The road to the Indianapolis 500 starts Saturday in Florida, but from all indications, it is not going to be a pretty one.
The Indy Racing League, which provides nearly all of the teams for the Indy 500, will run its opening race, the Delphi Indy 200, at Walt Disney World Speedway, near Orlando. The truth is, if it weren't for the Memorial Day weekend race in Indianapolis, there might not be an IRL.
Tony George founded the league in 1995 with high hopes but, despite millions of dollars having been poured into it, the IRL has not attained major league racing status. Without the 500, it would be nothing.
As the IRL prepares to begin its fifth season, it has lost its title sponsor, Pep Boys; its day-to-day leader, Leo Mehl; two of its race tracks, Lowe's Speedway in Charlotte, N.C., and Dover, Del., and two of its higher profile drivers, Indy 500 winner Kenny Brack to the rival CART champ car series, and Las Vegas winner Sam Schmidt because of a paralyzing injury suffered while testing at Disney World Speedway.
Even George appears to have lost interest in his baby. Most of his time and efforts are being spent on construction of a 2.61-mile Formula One road-racing circuit inside the Indianapolis Motor Speedway, and to the promotion of the F1 race on Sept. 24, the first in the United States since 1991 at Phoenix.
And when George isn't entertaining Bernie Ecclestone and his F1 entourage, he is racing himself--with rather impressive results. At the Chili Bowl three weeks ago in Tulsa, Okla., competing with most of the country's best midget car racers, George won a heat and was running seventh in the B Main when his car got caught in an accident ahead of him. His stepson, Ed Carpenter, also won a heat, but mechanical problems kept him out of the main event.
George's father, Elmer, drove in three Indy 500s.
Indicative of lack of structure in the IRL is that with the season beginning, there is still a TBA date on its schedule. No track has agreed to host an IRL race on Sept. 10. As it now stands, there are nine races spread over 10 months, making it difficult to sustain interest. For instance, after Saturday's opener, it is seven weeks until the next race in Phoenix, then more than a month until one in Las Vegas.

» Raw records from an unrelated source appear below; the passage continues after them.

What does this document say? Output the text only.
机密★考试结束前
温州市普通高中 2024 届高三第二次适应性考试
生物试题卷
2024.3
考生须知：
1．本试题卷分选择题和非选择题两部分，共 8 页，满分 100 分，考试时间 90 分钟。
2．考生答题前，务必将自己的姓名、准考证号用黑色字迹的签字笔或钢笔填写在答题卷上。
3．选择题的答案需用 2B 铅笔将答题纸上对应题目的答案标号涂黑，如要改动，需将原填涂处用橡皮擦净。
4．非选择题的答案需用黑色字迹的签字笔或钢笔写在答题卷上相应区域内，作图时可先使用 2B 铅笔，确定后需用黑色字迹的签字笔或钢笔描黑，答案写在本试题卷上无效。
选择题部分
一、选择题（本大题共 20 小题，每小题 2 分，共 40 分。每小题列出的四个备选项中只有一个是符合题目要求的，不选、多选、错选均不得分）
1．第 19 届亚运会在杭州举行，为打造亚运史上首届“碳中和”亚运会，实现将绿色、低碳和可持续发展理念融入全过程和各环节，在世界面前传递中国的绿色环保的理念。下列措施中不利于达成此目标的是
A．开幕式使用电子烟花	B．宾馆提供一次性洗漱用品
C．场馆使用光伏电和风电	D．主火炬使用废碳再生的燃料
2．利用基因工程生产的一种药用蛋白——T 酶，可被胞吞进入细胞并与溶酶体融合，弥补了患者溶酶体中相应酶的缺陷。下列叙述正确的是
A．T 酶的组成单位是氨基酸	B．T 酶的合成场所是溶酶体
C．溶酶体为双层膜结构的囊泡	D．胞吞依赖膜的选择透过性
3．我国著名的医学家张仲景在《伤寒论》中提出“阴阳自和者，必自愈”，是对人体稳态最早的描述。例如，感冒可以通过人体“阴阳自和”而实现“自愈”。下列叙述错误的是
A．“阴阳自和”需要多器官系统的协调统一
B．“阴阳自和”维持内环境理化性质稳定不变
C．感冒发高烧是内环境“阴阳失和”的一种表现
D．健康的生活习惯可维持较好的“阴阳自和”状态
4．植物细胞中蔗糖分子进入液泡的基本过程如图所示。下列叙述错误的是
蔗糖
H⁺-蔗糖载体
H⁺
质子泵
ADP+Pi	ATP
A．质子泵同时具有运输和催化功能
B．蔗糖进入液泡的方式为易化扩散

"We will have 11 races in 1998, and our priority is to add more each year," George said at the conclusion of the 1997 season. Since then, instead of adding races, the IRL has lost events.
By comparison, CART has 20 races scheduled between March and October, and there are 32 in NASCAR's Winston Cup series, with tracks all over the country clamoring to get on its schedule.
"If we can't get more races, it's almost impossible to get sponsors," said one longtime IRL team owner. "Look around, most of the drivers have empty space on the sides of their cars. It's tough."
The IRL had hoped to promote young Sarah Fisher as one of its stars of the future, but when longtime car owner Derrick Walker could not find financial support for the teenage driver, the team dropped plans to race Saturday. Walker says he hopes to have her in a car later in the season.
Spectator interest has fallen off so dramatically that to keep Atlanta and Las Vegas on its schedule, the IRL is financing those races.
Although the IRL lost two tracks, one new one, Kentucky Speedway, is on the schedule.
With Brack moving to Bobby Rahal's team, the IRL hopes to capitalize on the move from CART by Al Unser Jr. The two-time Indy 500 winner, after being dropped by Roger Penske, hooked on with his former car owner, Rick Galles.
Both parties deny it, but rumors persist that George is bankrolling the Unser-Galles operation to get his old pal, Unser, into the IRL fold. True or not, this isn't the same Al Jr. who won 31 races, among them the 1992 and 1994 Indy 500s, while racing with CART.
Unser has not won a race since 1995 and Galles' underfinanced team has never won an IRL race with drivers such as Brack, Davey Hamilton, Marco Greco, Jeff Ward and Davy Jones. If Galles was unable to properly finance Hamilton last year--coming off a second-place finish in 1998--how can he afford the big bucks Unser demands? All indications point to George's deep pockets.
Unser himself, at 37, is hardly the driver he once was. He is coming off a messy and financially disruptive divorce, his 13-year-old daughter, Cody, is suffering from partial paralysis because of a rare neurological disorder, and he is not in the best physical condition after suffering injuries to his feet and his psyche last season, when he had only four top-10 finishes.
With all of that, there are some positives about the IRL.
It has a charismatic champion in Greg Ray, a talented Texan who did not take up racing until he was 25, but has proved a worthy successor to Tony Stewart with Team Menard. Stewart, the 1997 champion, left the IRL to become Winston Cup rookie of the year last season.